The architectural canon derives significance through distillation - a curated reduction into discourse extracted from one perspective grounded in epistemological experience: plans, a section, a seminal photograph.
However, in the poly-objective aftermath of the internet age, controlled narratives have a way of dissolving, diluted in the acerbic ether of non-hierarchical search results, democratized digital reproduction, factual populism, tangential cancellations …and it would seem the canon’s become conversely… less digestible.
If x then y, if all narratives are uncovered, if all canonical buildings are white, if this will kill that, then what can we still learn from a single reading?

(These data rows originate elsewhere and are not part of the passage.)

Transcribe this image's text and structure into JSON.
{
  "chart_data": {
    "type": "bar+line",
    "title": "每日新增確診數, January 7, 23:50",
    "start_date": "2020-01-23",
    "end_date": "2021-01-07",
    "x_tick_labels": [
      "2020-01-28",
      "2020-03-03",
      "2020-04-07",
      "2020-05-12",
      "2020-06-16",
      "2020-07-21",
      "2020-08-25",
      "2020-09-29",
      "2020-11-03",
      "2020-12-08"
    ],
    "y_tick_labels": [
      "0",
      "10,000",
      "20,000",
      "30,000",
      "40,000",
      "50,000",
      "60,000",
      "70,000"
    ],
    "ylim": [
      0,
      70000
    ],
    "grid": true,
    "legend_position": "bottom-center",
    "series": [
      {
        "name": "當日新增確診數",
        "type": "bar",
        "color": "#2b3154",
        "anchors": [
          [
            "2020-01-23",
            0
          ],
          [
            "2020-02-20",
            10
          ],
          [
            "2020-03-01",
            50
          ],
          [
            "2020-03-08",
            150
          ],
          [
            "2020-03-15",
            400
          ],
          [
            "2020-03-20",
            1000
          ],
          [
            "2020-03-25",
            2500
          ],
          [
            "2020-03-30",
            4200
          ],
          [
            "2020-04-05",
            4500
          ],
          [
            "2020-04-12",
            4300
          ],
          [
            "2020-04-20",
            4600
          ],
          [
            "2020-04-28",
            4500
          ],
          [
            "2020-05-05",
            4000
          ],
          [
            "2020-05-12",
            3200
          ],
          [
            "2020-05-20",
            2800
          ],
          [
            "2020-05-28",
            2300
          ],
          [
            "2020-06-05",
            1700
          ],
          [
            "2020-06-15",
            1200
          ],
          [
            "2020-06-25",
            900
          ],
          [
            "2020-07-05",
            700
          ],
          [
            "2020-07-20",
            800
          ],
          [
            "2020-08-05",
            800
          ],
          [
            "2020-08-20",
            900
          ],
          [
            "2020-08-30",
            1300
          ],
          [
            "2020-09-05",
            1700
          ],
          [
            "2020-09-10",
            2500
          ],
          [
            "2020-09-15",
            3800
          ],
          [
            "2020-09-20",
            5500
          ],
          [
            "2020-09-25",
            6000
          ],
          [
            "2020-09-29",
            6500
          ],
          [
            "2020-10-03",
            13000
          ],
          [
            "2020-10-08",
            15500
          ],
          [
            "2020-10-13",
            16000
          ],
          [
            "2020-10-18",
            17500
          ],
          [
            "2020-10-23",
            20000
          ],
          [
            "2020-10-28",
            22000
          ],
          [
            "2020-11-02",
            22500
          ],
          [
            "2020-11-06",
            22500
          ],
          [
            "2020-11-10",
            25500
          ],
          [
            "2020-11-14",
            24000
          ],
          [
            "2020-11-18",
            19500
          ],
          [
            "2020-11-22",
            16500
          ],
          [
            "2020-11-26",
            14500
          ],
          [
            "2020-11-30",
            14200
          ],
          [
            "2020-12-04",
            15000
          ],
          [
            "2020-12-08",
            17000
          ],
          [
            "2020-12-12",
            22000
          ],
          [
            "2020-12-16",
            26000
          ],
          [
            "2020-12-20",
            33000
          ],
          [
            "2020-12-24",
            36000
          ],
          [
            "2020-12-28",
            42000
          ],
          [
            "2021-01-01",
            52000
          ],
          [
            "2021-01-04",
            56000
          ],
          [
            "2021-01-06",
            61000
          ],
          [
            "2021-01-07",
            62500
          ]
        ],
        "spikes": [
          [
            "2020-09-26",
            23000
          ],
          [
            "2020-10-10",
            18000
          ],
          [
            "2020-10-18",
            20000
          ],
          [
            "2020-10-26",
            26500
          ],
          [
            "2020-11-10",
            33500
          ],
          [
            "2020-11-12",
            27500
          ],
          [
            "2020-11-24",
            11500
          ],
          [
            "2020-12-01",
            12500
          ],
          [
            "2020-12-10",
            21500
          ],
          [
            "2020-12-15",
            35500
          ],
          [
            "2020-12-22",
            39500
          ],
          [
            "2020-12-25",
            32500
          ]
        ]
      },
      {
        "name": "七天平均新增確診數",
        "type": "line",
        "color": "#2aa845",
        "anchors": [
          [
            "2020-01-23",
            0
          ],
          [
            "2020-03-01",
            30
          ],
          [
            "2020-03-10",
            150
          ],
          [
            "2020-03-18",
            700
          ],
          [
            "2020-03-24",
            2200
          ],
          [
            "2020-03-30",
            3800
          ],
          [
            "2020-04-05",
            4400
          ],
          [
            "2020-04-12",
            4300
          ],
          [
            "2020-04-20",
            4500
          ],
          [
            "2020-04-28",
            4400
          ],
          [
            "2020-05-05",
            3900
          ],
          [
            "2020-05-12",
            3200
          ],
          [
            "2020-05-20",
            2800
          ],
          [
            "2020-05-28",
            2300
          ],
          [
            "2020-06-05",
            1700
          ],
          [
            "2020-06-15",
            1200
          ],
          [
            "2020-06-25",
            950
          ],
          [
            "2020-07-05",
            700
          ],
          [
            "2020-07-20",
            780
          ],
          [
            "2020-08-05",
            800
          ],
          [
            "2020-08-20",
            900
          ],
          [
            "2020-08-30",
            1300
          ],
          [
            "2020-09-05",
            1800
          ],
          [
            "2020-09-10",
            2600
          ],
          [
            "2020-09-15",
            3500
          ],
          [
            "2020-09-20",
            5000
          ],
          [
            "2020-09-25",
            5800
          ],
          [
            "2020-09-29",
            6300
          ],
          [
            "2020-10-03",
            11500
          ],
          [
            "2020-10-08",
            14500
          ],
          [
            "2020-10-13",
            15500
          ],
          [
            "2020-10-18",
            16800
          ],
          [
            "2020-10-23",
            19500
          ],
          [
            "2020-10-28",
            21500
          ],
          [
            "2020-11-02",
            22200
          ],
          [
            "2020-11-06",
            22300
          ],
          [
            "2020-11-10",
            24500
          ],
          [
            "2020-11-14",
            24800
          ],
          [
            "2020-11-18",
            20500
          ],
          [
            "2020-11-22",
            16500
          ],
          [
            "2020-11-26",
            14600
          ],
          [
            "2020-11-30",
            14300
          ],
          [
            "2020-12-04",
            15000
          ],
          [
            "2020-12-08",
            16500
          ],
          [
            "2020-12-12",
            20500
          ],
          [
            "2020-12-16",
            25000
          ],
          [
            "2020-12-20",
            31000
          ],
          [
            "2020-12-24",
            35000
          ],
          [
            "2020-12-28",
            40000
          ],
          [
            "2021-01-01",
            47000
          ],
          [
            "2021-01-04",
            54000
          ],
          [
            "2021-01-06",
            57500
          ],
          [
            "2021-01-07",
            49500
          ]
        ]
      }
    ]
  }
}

Or a single building?
Upon examination it would appear that this may be the root of the problem - there never was a single thing - and the canon relies on cherries picked, interpreted forms theorized into importance from a narrowed reality in support of a posited framework, a privileged theoretical view on a dais.
So what happens to the canon in the era of poly-objectivity, if every viewpoint exists on equal footing?
Turning the chosen few around and around as ideas, as objects, in 3D replica, in square holes, and ad nauseam for all time, inevitably leads to idealized arguments blurring, formative interpretations turned inconclusive, and, most significantly, the preclusion of possible invention and alternatives— a loss to the potential of architectural discourse which may never be fully overcome.
Or perhaps it’s simply a matter of perspective.